篠路獅子は、頭から尾まで6メートルという大きなものである。8人の大人がもぐり込んで操る。舞の形は4種類。「きょうぶりの舞」「さっさいの舞」「ひとあしの舞」「きりまぜの舞」で、今は前者2つが演じられている。舞い振りは「優雅で女性的。丘珠は雄獅子、篠路は雌獅子で、その存在は対照的」と篠路獅子舞の保存会の川口昭夫さん(農業)らは言う。
獅子の先頭には「獅子取り」と呼ばれる2人の子供がつく。ほかに笛、太鼓、鐘のはやし衆を含めて計20人ほどで構成。赤、青、緑の色鮮やかな衣装で踊るこの伝統行事は、祭りムードの盛りあげに欠かせない存在である。
篠路獅子舞は、どこから受け継いだものなのか。80年も昔のことだけに"空白の郷土史"として埋もれた部分も多い。
だが、発祥地の旧篠路村字烈々布村の開拓、烈々布天満宮の創建、いずれも富山県人が中心になっていることから、越中富山から伝承したことだけは確かである。

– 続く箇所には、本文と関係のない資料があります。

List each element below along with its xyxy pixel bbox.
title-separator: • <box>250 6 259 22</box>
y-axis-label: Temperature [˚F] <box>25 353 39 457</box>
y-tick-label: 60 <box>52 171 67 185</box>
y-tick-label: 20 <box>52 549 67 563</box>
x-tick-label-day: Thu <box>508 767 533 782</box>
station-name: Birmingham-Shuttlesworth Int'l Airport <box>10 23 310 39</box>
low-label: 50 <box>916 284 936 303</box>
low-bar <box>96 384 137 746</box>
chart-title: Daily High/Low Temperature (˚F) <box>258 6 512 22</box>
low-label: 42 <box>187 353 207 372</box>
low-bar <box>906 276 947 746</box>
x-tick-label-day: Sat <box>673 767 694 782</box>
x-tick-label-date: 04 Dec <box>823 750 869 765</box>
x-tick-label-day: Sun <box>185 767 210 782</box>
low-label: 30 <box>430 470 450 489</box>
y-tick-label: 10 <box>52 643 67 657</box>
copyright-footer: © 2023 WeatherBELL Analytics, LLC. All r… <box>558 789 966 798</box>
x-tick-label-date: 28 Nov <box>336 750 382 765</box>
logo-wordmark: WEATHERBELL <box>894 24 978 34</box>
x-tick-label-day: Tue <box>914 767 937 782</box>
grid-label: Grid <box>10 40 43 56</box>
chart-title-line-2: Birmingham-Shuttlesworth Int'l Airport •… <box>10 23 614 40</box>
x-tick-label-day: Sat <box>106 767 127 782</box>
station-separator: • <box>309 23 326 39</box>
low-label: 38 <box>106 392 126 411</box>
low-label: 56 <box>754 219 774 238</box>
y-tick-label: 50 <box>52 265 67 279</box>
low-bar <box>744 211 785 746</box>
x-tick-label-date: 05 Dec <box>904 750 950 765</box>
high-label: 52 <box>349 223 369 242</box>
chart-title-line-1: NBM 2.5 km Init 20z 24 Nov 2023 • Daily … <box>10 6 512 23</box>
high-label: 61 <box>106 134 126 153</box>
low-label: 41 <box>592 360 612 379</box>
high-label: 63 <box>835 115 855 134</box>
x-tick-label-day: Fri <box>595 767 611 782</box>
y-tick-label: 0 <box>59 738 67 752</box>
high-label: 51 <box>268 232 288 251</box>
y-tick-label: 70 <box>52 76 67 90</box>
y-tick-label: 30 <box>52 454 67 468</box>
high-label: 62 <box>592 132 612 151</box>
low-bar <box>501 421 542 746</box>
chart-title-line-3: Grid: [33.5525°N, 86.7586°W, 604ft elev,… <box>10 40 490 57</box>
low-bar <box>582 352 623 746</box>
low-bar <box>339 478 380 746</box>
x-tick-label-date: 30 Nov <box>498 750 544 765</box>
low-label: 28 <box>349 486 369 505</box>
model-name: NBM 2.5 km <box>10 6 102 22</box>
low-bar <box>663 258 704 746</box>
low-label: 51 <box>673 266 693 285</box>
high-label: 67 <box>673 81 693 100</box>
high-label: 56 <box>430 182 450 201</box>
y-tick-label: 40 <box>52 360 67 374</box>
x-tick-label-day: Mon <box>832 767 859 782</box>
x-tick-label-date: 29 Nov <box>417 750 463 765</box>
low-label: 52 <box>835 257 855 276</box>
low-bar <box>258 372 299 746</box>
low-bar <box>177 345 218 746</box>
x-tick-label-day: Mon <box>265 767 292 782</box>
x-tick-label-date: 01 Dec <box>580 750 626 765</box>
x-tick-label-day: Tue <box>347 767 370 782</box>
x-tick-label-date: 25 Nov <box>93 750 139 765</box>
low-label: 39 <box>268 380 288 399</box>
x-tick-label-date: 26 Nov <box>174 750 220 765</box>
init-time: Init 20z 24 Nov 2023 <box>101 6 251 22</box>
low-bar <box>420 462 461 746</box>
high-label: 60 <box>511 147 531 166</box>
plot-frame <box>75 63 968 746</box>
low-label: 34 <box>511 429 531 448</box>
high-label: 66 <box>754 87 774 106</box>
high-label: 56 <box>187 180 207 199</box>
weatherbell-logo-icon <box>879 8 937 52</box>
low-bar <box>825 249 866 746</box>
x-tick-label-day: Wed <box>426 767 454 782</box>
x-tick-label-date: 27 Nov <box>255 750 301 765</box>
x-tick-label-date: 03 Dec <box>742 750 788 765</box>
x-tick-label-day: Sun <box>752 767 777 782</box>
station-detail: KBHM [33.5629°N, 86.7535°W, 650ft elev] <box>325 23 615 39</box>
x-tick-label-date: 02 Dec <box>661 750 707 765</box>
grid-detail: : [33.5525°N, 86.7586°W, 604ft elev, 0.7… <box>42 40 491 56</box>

烈々布天満宮は、富山県東砺波郡城端町北野5036番地に現存する北野天満宮の"分霊"で、「富山県北野は古くからの獅子舞が数多く伝わっている。篠路、北野両獅子の演技音曲を慎重に比較しないと判断できないが、北野出身の開拓者が北野獅子を篠路で開花させた、ということは十分考えられる」富山・北野天満宮28代宮司・砺波(となみ)賢治さん(61)。
ご本家北野天満宮では、長年にわたって「雄」獅子舞が演じられていたが、4年前に途絶えている。また「雄、雌が決して共に舞うことはない」という"もの悲しい習わし"もあった。
「篠路に入植したじいさんたちは、北野獅子の悲しさと同じ心境でふるさとを離れたんだろさ」と子孫らは先人の胸中をしのぶ。